Web application performance and scalability (2005)

« Software as a service and cloud computing servicesWeb servers for static content »

Performance techniques for static content

There are many techniques used to increase a web application's static content performance. The chapter on performance and scalability techniques 101 introduced you to the three high-level phases or iterative steps needed to do so: performance tuning , vertical scaling and horizontal scaling.

In this chapter, I'll focus on the techniques used throughout these three phases in the context of a web application's static content. With the remaining chapters in this part II of the book going deeper into each of these techniques.

HTTP headers

HTTP headers are snippets of information attached to every request and response made on the web. HTTP headers are not intended for end users, but are rather used by browsers, web servers and other brokering software like proxies to indicate the technical characteristics of the data exchange taking place. The most recent HTTP standard -- version 1.1 defines forty-seven HTTP headers.

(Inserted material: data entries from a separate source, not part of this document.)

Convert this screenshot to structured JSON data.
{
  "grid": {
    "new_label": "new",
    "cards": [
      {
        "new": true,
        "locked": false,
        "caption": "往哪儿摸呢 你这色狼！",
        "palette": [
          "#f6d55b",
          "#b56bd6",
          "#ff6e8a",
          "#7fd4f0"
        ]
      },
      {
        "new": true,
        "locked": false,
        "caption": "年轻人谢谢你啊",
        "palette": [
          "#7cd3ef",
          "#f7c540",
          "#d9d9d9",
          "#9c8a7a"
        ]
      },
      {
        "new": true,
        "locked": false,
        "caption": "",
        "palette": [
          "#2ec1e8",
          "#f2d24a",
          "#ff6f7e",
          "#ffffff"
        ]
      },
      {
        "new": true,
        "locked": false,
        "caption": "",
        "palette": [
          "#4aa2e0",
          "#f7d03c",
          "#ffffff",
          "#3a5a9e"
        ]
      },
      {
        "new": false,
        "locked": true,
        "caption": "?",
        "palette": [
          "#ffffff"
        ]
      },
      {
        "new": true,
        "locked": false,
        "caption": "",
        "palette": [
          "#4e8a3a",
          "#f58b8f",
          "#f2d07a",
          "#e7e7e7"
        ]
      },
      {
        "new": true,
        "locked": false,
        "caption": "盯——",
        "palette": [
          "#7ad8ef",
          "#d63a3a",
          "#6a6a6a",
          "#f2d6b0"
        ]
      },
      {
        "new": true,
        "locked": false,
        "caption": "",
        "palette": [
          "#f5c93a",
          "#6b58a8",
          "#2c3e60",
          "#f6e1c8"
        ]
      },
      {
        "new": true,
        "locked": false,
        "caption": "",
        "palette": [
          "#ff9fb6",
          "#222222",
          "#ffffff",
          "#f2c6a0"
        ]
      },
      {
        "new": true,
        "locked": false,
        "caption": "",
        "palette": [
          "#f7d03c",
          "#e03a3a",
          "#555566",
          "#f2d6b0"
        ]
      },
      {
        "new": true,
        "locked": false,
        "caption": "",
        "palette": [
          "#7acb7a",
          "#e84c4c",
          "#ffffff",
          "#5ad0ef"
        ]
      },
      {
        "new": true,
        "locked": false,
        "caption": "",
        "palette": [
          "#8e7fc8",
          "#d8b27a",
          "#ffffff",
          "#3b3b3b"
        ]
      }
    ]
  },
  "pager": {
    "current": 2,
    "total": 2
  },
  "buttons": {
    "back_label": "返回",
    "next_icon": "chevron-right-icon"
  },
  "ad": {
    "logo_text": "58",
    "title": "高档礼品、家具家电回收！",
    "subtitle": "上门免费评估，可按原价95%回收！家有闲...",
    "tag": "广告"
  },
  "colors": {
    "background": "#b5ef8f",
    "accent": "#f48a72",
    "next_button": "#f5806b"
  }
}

Some of these HTTP headers are used exclusively in exchanges taking place between browsers and web servers (i.e. requests intended for web servers), other HTTP headers are used only between web servers and browsers (i.e. responses intended for browsers), yet other HTTP headers are intended for intermediate brokering software (e.g. responses passing through proxies), and yet others are used in all types of web exchanges irrespective of the software involved (i.e. web requests and responses of all kind).

So it's that in addition to the actual static content (e.g. HTML, Image, CSS file) every exchange made between a browser and web server, web server and browser, proxy and web server or any other combination, relies on these HTTP headers.

So why are HTTP headers relevant to performance ? Among the forty-seven HTTP headers defined by the standard, one set of HTTP headers is for caching, while another set is for compression. Both these topics can heavily influence a web application's static content performance.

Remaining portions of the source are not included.